2. A method as claimed in claim 1, wherein the step of rearranging comprises the step of floorplanning the regions of interest into the compressed frame portion.

3. A method as claimed in claim 1, wherein the step of rearranging further comprises the step of rotating one or more regions of interest, thereby enabling the area of the compressed frame portion to be reduced.

4. A method as claimed in claim 1, wherein the step of rearranging further comprises the step of storing information relating to the original position of the region in the image frame.

5. A method as claimed in claim 3, wherein the rearranging step further comprises the step of storing information relating to the rotation of the region.

6. A method as claimed in claim 4, further comprising the step of re-mapping the regions after the processing step using the stored information.

7. A method as claimed in claim 1, wherein a region of interest is one of a rectangle, line or object.

8. A method as claimed in claim 1, wherein the step of rearranging is performed by a processor that is separate from the SIMD processor.

9. A method as claimed in claim 1, wherein the rescanning, rearranging and processing steps are reiterated.

10. A method as claimed in claim 1, wherein the rescanning step further comprises the step of reshaping a line or edge in the image signal.
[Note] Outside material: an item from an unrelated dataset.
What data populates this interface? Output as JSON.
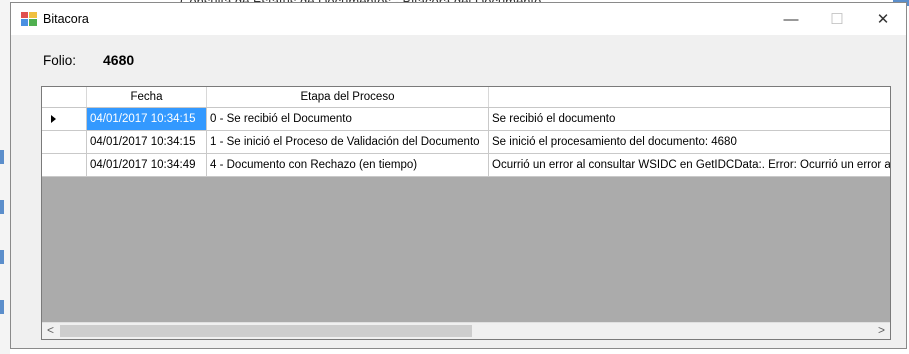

11. An image processing apparatus comprising:

processing means adapted to receive an image signal and identify regions of interest within an image frame;

rescanning means adapted to rescan each region of interest into an orthogonal grid;

rearranging means adapted to rearrange the rescanned regions into a compressed frame portion; and

processing means for processing the rearranged regions of the compressed frame portion.

12. An image processing apparatus as claimed in claim 11, wherein the rearranging means comprises floorplanning means for rearranging the regions of interest into the compressed frame portion.

13. An image processing apparatus as claimed in claim 11, wherein the rearranging means is adapted to rotate one or more regions of interest, thereby enabling the area of the compressed frame portion to be reduced.

14. An image processing apparatus as claimed in claim 11, wherein the rearranging means is adapted to store information relating to the original position of the region in the image frame.

15. An image processing apparatus as claimed in claim 14, wherein the rearranging means is adapted to store information relating to the rotation of the region.

16. An image processing apparatus as claimed in claim 14, further comprising means for re-mapping the regions after processing by the processing means, using the stored information.

17. An image processing apparatus claimed in claim 11, wherein a region of interest includes a rectangle or line.

18. An image processing apparatus as claimed in claim 11, wherein the rearranging means comprises a processor that is separate from the SIMD processor.

19. An image processing apparatus as claimed in claim 11, wherein the rescanning means, rearranging means and processing means are adapted to perform an iteration process.

20. An image processing apparatus as claimed in claim 11, wherein the rescanning means is further adapted to reshape a line or edge in the image signal.